Adult and Larval Tracheal Systems Exhibit Different Molecular Architectures in Drosophila

• Published in: International journal of molecular sciences Vol. 24; no. 6; p. 5628
• Main Authors: Bossen, Judith, Prange, Ruben, Kühle, Jan-Philip, Künzel, Sven, Niu, Xiao, Hammel, Jörg U, Krieger, Laura, Knop, Mirjam, Ehrhardt, Birte, Uliczka, Karin, Krauss-Etschmann, Susanne, Roeder, Thomas
• Format: Journal Article
• Language: English
• Published: Switzerland MDPI AG 15.03.2023; MDPI
• Subjects: adult specific; Adults; Animal reproduction; Animals; Antimicrobial peptides; Biological clocks; circadian rhythm; Circadian rhythms; Comparative analysis; Drosophila; Drosophila - genetics; Drosophila melanogaster - metabolism; Drosophila Proteins - metabolism; epithelial immune system; Fruit flies; G protein-coupled receptors; Gases; Gene expression; Genes; Homeostasis; Immune system; Insects; Larva - genetics; Larva - metabolism; Metabolism; Molecular structure; Peptides; Physical properties; Respiration; Respiratory system; Trachea; Trachea - metabolism; Transcriptomes; transcriptomics; respiratory system; transcriptomics; epithelial immune system; Drosophila; circadian rhythm; adult specific
• ISSN: 1422-0067; 1661-6596; 1422-0067
• DOI: 10.3390/ijms24065628

Knowing the molecular makeup of an organ system is required for its in-depth understanding.
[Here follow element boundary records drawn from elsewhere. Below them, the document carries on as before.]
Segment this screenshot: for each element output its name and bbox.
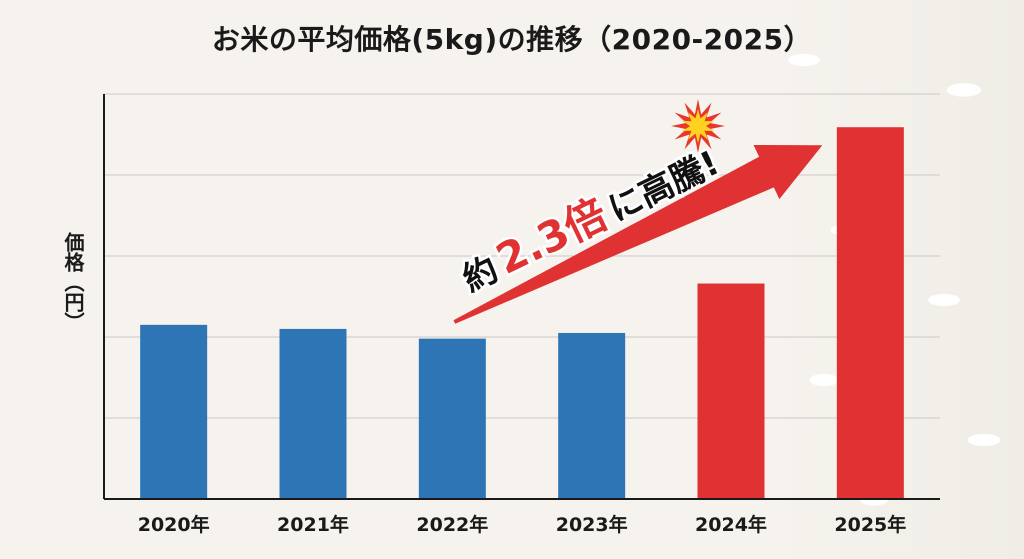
bar-2021年 bbox=[279, 328, 347, 499]
x-tick-labels: 2020年 2021年 2022年 2023年 2024年 2025年 bbox=[138, 513, 907, 536]
x-tick-label: 2023年 bbox=[556, 513, 628, 536]
growth-arrow bbox=[453, 145, 823, 324]
bars bbox=[140, 127, 904, 500]
x-tick-label: 2025年 bbox=[834, 513, 906, 536]
growth-annotation: 約 2.3倍 に高騰! bbox=[453, 99, 823, 324]
bar-2025年 bbox=[836, 127, 904, 500]
x-tick-label: 2021年 bbox=[277, 513, 349, 536]
bar-2023年 bbox=[558, 332, 626, 499]
explosion-icon bbox=[671, 99, 725, 153]
bar-2020年 bbox=[140, 324, 208, 499]
chart-title: お米の平均価格(5kg)の推移（2020-2025） bbox=[211, 23, 813, 56]
x-tick-label: 2024年 bbox=[695, 513, 767, 536]
axes bbox=[103, 94, 940, 500]
bar-2022年 bbox=[418, 338, 486, 499]
x-tick-label: 2020年 bbox=[138, 513, 210, 536]
y-axis-label: 価格（円） bbox=[61, 232, 85, 332]
grid-lines bbox=[104, 93, 940, 419]
bar-2024年 bbox=[697, 283, 765, 499]
x-tick-label: 2022年 bbox=[416, 513, 488, 536]
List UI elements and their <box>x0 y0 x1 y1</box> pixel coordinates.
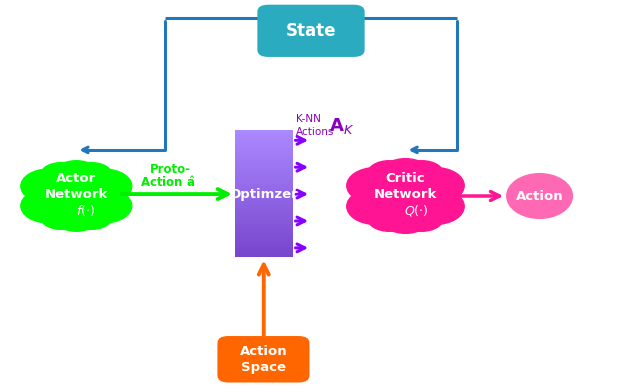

We analyzed the molecular repertoire of the adult tracheal system of the fruit fly using transcriptome studies to advance our knowledge of the adult insect tracheal system. Comparing this to the larval tracheal system revealed several major differences that likely influence organ function. During the transition from larval to adult tracheal system, a shift in the expression of genes responsible for the formation of cuticular structure occurs. This change in transcript composition manifests in the physical properties of cuticular structures of the adult trachea. Enhanced tonic activation of the immune system is observed in the adult trachea, which encompasses the increased expression of antimicrobial peptides. In addition, modulatory processes are conspicuous, in this case mainly by the increased expression of G protein-coupled receptors in the adult trachea. Finally, all components of a peripheral circadian clock are present in the adult tracheal system, which is not the case in the larval tracheal system. Comparative analysis of driver lines targeting the adult tracheal system revealed that even the canonical tracheal driver line ( ) is not able to target all parts of the adult tracheal system. Here, we have uncovered a specific transcriptome pattern of the adult tracheal system and provide this dataset as a basis for further analyses of the adult insect tracheal system.